At the time she was described as partner in the cafe who was helping the owner build some apartments.
As the spat got nastier, Shaw, who had been managing the cafe, left and McGuire took over. ''I now operate it,'' she said in her statement. But not for long. It has since closed.
For some time, locals say, standards at the once-loved family cafe had been slipping. One online reviewer claimed the staff were ''very rude'' while another suggested ''a smile wouldn't hurt''. Now the banks are circling and the development may be on the point of collapse before a sod is turned. Certainly, documents filed in court show a series of bizarre financial claims.

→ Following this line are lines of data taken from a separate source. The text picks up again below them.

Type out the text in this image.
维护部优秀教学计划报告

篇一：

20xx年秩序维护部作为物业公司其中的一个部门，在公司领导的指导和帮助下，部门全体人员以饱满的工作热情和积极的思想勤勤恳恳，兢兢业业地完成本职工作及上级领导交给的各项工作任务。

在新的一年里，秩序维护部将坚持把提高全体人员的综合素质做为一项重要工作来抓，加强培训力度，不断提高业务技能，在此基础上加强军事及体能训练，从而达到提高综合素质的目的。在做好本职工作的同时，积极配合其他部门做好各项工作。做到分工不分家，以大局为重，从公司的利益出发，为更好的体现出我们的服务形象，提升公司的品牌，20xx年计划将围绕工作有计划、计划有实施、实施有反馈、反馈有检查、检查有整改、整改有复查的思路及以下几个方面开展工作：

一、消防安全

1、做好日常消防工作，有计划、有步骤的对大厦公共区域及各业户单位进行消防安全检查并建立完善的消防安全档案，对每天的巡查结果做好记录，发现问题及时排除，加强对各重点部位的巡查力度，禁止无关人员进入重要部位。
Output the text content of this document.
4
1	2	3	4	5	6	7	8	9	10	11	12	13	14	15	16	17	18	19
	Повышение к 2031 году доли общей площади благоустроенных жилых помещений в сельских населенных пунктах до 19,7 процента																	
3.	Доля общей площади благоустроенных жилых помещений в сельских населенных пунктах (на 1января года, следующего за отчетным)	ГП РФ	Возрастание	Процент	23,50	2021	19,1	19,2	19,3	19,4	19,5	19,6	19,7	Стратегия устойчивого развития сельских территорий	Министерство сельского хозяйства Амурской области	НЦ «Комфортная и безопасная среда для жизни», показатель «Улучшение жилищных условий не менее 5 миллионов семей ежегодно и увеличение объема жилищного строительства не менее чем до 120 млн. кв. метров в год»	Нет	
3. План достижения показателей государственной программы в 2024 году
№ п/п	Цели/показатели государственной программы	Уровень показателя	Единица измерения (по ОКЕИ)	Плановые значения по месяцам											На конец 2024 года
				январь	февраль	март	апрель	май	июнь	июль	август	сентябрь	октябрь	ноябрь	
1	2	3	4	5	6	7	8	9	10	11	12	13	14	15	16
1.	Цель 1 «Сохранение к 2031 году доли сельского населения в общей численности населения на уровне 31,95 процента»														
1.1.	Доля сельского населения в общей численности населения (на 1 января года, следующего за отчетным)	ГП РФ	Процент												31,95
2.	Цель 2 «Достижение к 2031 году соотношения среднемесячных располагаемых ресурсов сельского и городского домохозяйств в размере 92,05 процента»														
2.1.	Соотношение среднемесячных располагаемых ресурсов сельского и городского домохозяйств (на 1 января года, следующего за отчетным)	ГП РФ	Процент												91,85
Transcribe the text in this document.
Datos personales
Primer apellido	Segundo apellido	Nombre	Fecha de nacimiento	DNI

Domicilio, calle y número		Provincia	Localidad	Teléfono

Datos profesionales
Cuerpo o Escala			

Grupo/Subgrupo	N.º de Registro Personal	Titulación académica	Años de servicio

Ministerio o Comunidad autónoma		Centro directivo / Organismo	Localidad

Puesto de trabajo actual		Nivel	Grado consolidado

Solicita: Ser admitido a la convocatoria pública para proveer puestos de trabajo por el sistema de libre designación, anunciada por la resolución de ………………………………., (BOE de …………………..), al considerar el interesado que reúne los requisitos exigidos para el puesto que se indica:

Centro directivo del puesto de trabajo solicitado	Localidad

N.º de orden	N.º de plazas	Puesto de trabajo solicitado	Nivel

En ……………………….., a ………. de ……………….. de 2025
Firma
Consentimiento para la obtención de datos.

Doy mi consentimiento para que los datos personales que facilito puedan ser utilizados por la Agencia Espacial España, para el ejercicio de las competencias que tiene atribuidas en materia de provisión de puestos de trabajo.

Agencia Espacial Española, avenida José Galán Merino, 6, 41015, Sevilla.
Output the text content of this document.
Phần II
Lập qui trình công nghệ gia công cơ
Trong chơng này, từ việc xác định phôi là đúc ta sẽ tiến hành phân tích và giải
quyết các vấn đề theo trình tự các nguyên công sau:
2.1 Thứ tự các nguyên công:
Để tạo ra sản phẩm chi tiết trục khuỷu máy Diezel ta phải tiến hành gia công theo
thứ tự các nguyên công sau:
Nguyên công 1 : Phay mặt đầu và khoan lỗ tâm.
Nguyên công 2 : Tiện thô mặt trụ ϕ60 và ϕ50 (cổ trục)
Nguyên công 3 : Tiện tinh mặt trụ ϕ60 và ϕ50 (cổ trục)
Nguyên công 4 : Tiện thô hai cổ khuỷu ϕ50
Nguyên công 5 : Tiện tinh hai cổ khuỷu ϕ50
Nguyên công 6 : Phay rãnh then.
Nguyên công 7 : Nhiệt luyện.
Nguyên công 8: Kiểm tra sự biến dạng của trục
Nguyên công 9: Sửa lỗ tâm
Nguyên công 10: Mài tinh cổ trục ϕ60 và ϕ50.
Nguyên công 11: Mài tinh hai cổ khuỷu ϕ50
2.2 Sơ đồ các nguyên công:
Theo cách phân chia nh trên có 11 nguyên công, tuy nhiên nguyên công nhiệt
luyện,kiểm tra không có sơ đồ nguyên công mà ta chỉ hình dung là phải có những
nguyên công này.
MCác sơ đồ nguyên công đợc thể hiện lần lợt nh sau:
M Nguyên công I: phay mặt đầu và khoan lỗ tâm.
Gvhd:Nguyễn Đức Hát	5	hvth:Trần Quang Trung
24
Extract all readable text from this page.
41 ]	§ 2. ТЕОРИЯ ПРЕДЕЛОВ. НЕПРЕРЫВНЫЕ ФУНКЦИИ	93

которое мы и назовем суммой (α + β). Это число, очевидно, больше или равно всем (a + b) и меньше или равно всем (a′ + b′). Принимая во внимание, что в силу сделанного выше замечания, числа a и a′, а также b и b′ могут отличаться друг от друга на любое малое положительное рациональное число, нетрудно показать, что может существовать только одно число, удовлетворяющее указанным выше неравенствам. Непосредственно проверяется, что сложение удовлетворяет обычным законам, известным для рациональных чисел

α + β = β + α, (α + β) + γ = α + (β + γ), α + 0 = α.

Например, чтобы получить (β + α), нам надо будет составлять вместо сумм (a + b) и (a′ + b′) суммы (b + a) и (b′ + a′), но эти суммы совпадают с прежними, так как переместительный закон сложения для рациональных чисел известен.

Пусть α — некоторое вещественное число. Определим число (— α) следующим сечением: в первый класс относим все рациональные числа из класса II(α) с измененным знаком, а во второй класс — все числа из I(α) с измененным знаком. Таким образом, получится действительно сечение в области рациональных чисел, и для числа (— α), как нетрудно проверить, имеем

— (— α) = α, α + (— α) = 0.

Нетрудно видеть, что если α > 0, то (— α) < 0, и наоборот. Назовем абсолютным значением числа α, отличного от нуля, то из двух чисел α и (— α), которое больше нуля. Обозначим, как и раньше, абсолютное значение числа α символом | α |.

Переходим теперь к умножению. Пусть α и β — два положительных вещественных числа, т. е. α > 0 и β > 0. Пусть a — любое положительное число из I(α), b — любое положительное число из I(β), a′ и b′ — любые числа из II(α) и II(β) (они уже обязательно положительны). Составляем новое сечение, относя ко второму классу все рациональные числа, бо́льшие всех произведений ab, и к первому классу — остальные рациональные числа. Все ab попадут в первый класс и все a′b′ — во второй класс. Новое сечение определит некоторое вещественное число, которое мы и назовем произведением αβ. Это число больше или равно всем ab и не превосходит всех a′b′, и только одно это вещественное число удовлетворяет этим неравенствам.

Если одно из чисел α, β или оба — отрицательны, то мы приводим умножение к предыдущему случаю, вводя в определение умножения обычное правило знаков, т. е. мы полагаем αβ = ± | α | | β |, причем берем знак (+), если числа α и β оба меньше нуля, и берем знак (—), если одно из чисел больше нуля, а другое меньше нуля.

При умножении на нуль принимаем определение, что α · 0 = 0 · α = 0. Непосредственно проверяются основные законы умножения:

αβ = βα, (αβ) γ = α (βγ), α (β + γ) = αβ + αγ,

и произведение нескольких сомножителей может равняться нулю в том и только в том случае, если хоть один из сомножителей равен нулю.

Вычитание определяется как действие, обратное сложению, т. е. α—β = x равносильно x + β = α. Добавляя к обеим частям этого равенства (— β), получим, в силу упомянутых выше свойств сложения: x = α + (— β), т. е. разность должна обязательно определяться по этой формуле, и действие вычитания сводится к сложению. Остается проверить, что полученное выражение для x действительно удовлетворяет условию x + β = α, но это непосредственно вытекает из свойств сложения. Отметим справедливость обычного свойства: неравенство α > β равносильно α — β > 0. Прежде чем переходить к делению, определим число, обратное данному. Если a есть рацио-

A Mr Charbel Kanati says he borrowed $950,000 from a Mr Antonio Iskaff to invest. The agreement, he claims, ''was verbal''.
Iskaff tells a different story, ''Charbel Kanati does not have a loan agreement with me because one does not exist … I would not have given Charbel Kanati that amount of money without a formal loan agreement.''
Kanati says one of the defendants, Joe Cullia, was employed by Ultra Thoroughbreds and owned or part-owned 10 racehorses.
Ultra Thoroughbreds is owned by the extremely energetic Sean Buckley, whose business empire included the hair restoration business Ultra Hair. One of his clients was none other than Tony Mokbel, who signed a $3000 contract for laser treatment but quit after a few months, preferring the bad wig he was wearing when arrested in Athens.
And Ultra Thoroughbreds? It is based at the Kilmore property once owned by Mokbel. Buckley purchased the spread (entirely legitimately) after Tony hit one of his many legal hurdles.